You can modify and use DFS. For every node you can check if the depth of the two subtrees coming under it is equal or not.

By perfectly balanced do you mean a complete tree? A full tree? Merely a height balanced or weight balanced tree? The algorithm is different for each. Typically what's meant is height balance, or what would be the desired end structure maintained an AVL tree.

A recursive algorithm presents itself immediately when you think about measuring the height of each subtree and comparing them:

is_balanced(tree)
    balanced = true
    height_diff = 0

    if not empty(tree)
        balanced = is_balanced(tree.left) and is_balanced(tree.right)
        height_diff = abs(height(tree.left) - height(tree.right))
    end if

    return empty or (balanced and height_diff <= 1)
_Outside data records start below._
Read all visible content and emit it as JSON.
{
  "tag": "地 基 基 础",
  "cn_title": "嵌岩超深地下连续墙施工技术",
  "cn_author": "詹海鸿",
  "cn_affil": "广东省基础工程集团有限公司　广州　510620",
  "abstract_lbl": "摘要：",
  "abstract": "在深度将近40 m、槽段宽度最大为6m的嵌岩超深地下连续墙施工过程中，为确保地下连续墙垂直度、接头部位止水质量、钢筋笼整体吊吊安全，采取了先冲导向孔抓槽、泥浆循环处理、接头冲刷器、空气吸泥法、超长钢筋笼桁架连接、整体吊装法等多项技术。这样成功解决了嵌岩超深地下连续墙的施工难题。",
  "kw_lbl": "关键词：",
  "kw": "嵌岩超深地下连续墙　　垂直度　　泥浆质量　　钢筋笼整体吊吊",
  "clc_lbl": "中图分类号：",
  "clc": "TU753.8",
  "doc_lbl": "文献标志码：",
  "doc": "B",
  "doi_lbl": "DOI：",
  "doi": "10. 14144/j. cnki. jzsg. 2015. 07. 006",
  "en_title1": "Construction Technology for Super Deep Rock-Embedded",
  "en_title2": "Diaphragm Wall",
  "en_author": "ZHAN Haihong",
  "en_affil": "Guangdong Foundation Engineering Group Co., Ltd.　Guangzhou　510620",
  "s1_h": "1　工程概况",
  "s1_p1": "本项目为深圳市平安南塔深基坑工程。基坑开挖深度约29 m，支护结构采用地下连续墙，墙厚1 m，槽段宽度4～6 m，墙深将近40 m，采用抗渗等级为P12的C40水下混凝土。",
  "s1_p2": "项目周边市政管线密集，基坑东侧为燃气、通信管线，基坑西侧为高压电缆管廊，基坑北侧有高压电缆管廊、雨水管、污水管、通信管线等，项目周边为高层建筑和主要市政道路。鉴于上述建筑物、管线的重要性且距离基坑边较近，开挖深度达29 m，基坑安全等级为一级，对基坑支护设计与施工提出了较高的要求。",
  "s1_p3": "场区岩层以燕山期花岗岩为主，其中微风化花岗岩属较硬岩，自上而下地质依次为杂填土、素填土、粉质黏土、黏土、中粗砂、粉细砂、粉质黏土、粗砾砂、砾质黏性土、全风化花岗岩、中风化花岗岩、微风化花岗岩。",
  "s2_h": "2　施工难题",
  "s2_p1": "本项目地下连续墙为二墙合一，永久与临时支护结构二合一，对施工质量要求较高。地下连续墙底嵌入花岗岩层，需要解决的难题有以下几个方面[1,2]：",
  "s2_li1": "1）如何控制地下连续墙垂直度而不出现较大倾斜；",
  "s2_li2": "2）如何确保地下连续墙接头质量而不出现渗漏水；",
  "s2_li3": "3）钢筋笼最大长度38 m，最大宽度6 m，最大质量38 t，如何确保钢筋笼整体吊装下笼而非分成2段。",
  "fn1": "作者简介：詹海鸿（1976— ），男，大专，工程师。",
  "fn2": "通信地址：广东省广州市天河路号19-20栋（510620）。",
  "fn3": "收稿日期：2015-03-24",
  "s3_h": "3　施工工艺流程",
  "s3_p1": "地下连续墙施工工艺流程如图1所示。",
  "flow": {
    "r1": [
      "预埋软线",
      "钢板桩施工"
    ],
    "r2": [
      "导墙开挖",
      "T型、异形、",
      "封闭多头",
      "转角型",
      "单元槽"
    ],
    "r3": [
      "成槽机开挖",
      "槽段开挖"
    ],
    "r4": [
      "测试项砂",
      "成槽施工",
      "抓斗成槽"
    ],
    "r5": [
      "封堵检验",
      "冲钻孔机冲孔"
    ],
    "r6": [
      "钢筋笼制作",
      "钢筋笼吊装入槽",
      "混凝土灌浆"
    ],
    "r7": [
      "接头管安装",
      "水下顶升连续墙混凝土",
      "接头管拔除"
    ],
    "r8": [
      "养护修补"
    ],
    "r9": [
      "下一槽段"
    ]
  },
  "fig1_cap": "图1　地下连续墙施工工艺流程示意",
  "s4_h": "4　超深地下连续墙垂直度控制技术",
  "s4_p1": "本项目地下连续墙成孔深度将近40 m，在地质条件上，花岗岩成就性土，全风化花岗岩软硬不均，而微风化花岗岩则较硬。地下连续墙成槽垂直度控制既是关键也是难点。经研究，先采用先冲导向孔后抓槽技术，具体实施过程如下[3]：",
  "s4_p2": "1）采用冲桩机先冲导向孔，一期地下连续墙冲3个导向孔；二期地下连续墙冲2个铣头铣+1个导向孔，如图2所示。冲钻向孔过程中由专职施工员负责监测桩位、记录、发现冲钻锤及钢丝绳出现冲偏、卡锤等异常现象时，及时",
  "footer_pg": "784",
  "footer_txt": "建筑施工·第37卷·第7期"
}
Well, you could derive a solution directly from the wording of the definition. First count the number of nodes to get a value for n, then determine the depth of the tree so you know what the last level is, finally do a level order traversal and check at the end of each level whether the size is 2^n or it's the last level.

This breaks the problem down into three smaller problems:

1. Counting the nodes in a tree.
2. Finding the depth of a tree.
3. Performing a level order traversal and counting nodes on each level.

Also note that you might be able to skip transversal if the number of nodes isn't a power of 2. If it is, then you have to transverse just to make sure it fits the definition.

Using your definition of a perfectly balanced tree (I would call it an optimally packed tree), I think the following algorithm would work. If I'm wrong please let me know.

Traverse each path measuring its length.
Keep track of the longest and shortest paths measured.
If, at any time during the scan, the difference between longest and shortest
is greater than 1, the tree is not balanced.

If the tree is perfectly balanced you'll have to traverse the whole tree but if it's unbalanced you won't.